Controlling and exploiting the caesium effect in palladium catalysed coupling reactions

Caesium bases are routinely used in several industrially relevant palladium-catalysed coupling reactions such as Suzuki-Miyaura and Buchwald-Hartwig amination, and regularly excel as the optimal base in published work. The mechanism by which caesium bases can improve yields and rates is not well understood, and this so called ‘caesium effect’ has anecdotally been attributed to factors such as increased solubility or the polarizability of the cation.
In this project, non-commercial caesium species have been synthesised and utilised in reaction monitoring studies to probe in which palladium-catalysed coupling reactions the ’caesium effect’ was present. Increased knowledge of the mechanism and magnitude of the effect will allow for better optimisation of these industrially relevant reaction classes.

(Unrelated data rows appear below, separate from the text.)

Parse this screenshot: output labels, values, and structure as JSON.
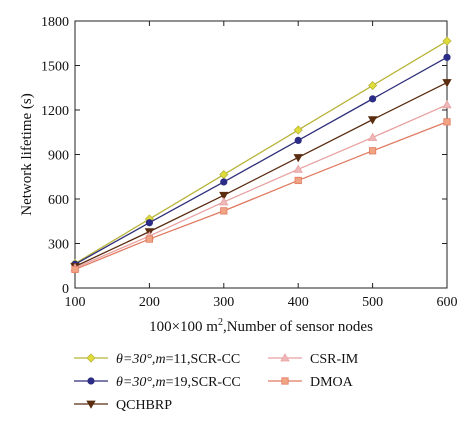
{
  "chart_data": {
    "type": "line",
    "xlabel_main": "100×100 m",
    "xlabel_sup": "2",
    "xlabel_rest": ",Number of sensor nodes",
    "ylabel": "Network lifetime (s)",
    "x": [
      100,
      200,
      300,
      400,
      500,
      600
    ],
    "xlim": [
      100,
      600
    ],
    "ylim": [
      0,
      1800
    ],
    "xticks": [
      "100",
      "200",
      "300",
      "400",
      "500",
      "600"
    ],
    "yticks": [
      "0",
      "300",
      "600",
      "900",
      "1200",
      "1500",
      "1800"
    ],
    "ytick_values": [
      0,
      300,
      600,
      900,
      1200,
      1500,
      1800
    ],
    "grid": false,
    "legend_position": "bottom",
    "series": [
      {
        "label_pre": "θ=30°,",
        "label_m": "m",
        "label_post": "=11,SCR-CC",
        "marker": "diamond",
        "color": "#b8b43a",
        "fill": "#e0dc3a",
        "values": [
          165,
          465,
          765,
          1065,
          1365,
          1665
        ]
      },
      {
        "label_pre": "θ=30°,",
        "label_m": "m",
        "label_post": "=19,SCR-CC",
        "marker": "circle",
        "color": "#2e2e7a",
        "fill": "#2b2b8a",
        "values": [
          160,
          440,
          715,
          995,
          1275,
          1555
        ]
      },
      {
        "label_pre": "",
        "label_m": "",
        "label_post": "QCHBRP",
        "marker": "triangle-down",
        "color": "#5a2c10",
        "fill": "#5a2c10",
        "values": [
          145,
          380,
          625,
          880,
          1135,
          1385
        ]
      },
      {
        "label_pre": "",
        "label_m": "",
        "label_post": "CSR-IM",
        "marker": "triangle-up",
        "color": "#e8a0a0",
        "fill": "#efb8b8",
        "values": [
          135,
          350,
          580,
          800,
          1015,
          1235
        ]
      },
      {
        "label_pre": "",
        "label_m": "",
        "label_post": "DMOA",
        "marker": "square",
        "color": "#e07a60",
        "fill": "#f0a484",
        "values": [
          125,
          330,
          520,
          725,
          925,
          1120
        ]
      }
    ]
  }
}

Evidence is provided against the theory that solubility is the prevailing reason for increased reaction rate using caesium bases, and that a direct interaction of the caesium cation with the palladium catalyst is more likely, reducing the activation energy barrier of the rate limiting step resulting in higher rates in Buchwald-Hartwig amination and Suzuki cross couplings.
133Cs and 31P NMR monitoring experiments along with X-Ray diffraction techniques on palladium species provide evidence towards a potential Pd-Cs bimetallic intermediate in these reactions, corroborating previous DFT results in the literature which propose Pd-Cs intermediate and Cs stabilised transition states.
The utility of caesium phosphate monohydrate in Suzuki-Miyaura cross coupling reactions involving boronic acids liable to protodeboronation under reaction conditions is discussed, with the base proposed to be a viable alternative to existing methodologies of boronic acid protection and precatalyst activation. The use of caesium phosphate in base screens for these reactions provides a facile pathway for increased yields and negates the need for expensive catalyst or addition synthetic steps, which can be prohibitively expensive at process scale.